La tarification des soins hospitaliers et des actes médicaux

Rapports de missions | Affaires sociales et santé | Publiée le 20 avril 2012 | Mise à jour le 9 juin 2026


Par lettre en date du 12 septembre 2011, les ministres en charge de la santé et du budget ont confié à l’Inspection générale des affaires sociales (IGAS) et à l’Inspection générale des finances (IGF) une mission d’évaluation de deux mécanismes de tarification des soins :

  • la tarification à l’activité (T2A) applicable à partir de 2004 aux prestations des établissements de santé publics et privés dans les domaines de la médecine, de la chirurgie et de l’obstétrique (MCO) et de l’hospitalisation à domicile (HAD) ;
  • la classification commune des actes médicaux (CCAM) tarifante, applicable depuis 2005 aux actes techniques réalisés en ville et pour l’activité externe.

Cette lettre précise notamment que la mission doit analyser les conditions de construction des tarifs, leurs modalités de pilotage (y compris le rôle éventuel des agences régionales de santé ‐ ARS) et les interactions entre ces deux outils. Elle doit également se prononcer sur une meilleure orientation des outils pour inciter à l’évolution de l’organisation du système de soins, notamment sur la prise en compte des actions de coordination pour l’optimisation des parcours de soins et le financement des consultations lourdes et/ou pluridisciplinaires. Enfin, la mission doit s’assurer de la compatibilité entre les incitations micro‐économiques et les objectifs généraux de régulation (voir la lettre de mission en Annexe VII).

Large dans les problématiques qu’elle aborde, la mission IGF a articulé ses travaux autour d’une question essentielle : quelle est la capacité des instruments tarifaires à répondre aux objectifs qui leur sont assignés ?

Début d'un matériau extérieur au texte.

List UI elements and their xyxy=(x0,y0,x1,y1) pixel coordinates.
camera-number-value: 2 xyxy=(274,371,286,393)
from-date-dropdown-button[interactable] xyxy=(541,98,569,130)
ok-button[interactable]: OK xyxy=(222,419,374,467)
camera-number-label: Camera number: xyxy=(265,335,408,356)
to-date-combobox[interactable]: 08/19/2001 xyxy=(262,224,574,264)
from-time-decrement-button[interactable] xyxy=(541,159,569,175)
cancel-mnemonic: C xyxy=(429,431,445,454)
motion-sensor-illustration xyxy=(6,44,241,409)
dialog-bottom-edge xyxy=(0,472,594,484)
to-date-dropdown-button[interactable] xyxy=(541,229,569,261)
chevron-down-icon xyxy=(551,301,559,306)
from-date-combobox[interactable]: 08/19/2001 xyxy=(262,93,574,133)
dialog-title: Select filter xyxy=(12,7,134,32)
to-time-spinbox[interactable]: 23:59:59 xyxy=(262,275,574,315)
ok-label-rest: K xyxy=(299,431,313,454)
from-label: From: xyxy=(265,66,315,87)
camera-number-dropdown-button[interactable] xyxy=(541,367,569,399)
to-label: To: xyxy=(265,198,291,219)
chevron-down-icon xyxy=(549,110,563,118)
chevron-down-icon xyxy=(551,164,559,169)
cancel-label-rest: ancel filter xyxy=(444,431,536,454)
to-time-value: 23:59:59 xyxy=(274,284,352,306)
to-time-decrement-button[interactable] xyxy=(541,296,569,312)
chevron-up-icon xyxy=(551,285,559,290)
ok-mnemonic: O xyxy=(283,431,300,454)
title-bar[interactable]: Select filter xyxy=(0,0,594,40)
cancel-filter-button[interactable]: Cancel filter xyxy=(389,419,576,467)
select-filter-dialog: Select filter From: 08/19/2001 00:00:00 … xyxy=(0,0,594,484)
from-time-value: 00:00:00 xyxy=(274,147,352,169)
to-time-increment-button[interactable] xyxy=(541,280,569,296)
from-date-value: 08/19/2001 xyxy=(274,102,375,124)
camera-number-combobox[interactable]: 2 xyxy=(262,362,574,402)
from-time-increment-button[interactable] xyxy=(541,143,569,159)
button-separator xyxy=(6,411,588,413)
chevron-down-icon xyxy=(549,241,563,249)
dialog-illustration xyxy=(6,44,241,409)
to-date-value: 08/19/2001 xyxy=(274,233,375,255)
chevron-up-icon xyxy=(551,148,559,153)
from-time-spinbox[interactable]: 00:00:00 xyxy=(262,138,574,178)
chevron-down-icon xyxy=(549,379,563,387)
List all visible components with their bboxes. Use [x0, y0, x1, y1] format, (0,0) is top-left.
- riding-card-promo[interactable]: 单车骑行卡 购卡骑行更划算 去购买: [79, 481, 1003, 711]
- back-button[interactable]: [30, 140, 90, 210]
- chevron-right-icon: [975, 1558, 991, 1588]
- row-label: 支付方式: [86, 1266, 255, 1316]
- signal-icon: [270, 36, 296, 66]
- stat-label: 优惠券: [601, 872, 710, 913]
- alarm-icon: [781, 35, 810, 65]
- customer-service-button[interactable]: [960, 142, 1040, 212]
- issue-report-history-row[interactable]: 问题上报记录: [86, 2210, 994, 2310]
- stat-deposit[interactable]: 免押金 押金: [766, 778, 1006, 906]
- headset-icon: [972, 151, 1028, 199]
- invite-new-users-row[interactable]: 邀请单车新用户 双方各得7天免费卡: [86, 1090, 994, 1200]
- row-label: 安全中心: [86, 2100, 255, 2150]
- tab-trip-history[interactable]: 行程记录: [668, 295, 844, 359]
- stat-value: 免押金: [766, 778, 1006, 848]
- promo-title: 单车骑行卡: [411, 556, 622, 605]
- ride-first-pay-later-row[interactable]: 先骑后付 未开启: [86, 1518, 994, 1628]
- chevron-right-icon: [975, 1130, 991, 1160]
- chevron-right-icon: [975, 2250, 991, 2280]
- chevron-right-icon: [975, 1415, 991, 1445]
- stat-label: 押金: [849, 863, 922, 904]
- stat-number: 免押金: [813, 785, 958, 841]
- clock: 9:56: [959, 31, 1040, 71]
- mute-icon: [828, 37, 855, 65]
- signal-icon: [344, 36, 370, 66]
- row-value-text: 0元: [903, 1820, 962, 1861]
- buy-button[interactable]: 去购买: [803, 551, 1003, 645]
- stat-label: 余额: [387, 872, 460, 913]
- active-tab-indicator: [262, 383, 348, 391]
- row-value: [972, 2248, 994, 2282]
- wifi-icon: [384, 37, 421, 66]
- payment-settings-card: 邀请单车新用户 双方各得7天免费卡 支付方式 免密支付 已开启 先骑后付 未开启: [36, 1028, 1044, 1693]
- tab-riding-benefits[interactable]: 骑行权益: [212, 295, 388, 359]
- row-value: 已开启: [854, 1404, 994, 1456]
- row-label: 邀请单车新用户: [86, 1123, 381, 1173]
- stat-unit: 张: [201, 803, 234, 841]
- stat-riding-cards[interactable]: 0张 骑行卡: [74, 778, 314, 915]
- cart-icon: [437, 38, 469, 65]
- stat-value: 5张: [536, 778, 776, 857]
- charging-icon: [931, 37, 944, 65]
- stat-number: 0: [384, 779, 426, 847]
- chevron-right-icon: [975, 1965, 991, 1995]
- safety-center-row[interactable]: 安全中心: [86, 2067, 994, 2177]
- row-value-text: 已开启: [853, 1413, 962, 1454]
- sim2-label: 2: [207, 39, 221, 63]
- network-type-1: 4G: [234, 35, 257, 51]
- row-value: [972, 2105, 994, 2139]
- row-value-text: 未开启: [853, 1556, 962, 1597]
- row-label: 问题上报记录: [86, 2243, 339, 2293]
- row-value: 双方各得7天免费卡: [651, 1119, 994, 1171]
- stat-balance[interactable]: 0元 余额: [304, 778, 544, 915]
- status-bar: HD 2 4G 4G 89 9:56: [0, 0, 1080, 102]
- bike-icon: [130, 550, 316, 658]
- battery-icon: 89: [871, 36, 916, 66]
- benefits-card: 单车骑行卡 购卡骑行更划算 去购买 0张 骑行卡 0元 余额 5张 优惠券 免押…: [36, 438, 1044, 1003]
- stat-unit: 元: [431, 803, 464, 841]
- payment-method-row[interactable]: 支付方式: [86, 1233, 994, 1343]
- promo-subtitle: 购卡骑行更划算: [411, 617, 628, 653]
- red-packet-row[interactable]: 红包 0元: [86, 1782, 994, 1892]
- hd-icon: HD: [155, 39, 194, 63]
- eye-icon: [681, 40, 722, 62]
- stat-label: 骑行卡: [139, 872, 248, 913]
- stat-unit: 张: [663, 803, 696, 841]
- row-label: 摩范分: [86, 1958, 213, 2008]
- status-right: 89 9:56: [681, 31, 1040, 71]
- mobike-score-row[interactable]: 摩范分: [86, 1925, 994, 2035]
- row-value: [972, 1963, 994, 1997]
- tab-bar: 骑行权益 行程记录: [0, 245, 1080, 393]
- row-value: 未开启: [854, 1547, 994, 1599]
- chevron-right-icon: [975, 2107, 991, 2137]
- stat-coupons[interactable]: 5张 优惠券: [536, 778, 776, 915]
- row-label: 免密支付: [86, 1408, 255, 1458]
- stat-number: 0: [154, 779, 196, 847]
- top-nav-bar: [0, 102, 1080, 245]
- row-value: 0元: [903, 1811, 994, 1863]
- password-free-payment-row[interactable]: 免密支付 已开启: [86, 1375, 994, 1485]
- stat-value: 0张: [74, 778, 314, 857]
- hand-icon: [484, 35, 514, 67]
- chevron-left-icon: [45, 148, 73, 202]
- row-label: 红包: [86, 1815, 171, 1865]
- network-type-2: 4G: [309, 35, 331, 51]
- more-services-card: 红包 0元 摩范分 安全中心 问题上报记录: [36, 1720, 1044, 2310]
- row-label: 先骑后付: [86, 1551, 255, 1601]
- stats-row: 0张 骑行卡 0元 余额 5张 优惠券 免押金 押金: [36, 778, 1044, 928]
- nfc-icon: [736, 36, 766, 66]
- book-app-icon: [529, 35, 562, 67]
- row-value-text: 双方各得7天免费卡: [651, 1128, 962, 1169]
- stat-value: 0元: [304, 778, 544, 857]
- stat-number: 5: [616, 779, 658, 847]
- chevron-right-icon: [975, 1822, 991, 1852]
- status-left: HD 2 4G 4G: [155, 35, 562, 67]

À l’origine, les outils tarifaires T2A et CCAM poursuivent simultanément trois objectifs :

  • disposer d'une liste exhaustive, codée et actualisée de l’activité médicale en établissement et en ville ;
  • donner un signal‐prix unique à l’ensemble des établissements pour les inciter à l’efficience du système de production de soins ;
  • améliorer l’équité de la répartition des financements entre praticiens (inter‐spécialités) et entre établissements de santé.

Ces objectifs initiaux, qui reposent sur une démarche de tarification, ont, de fait, été combinés avec une démarche de régulation au travers de :

  • la maîtrise budgétaire, pour garantir le respect de l’objectif national des dépenses d’Assurance maladie (ONDAM) ;
  • la participation à la (re)structuration d’une offre de soins adaptée aux besoins et aux priorités de santé publique.

La mission a cherché à évaluer la réalisation de chacun de ces objectifs, en examinant notamment les choix techniques de construction des tarifs, la place de ces outils tarifaires dans les financements de l’offre de soins et en mesurant les premières conséquences observables. Elle s’est appuyée en cela sur l’exploitation de données chiffrées.

Le rapport présente pour chacun des principaux objectifs les conclusions de la mission : la réalité économique (1.) ; la répartition des financements et la maîtrise budgétaire (2.) et l’offre de soins (3.). Il dresse enfin des pistes d’évolution des outils tarifaires (4.)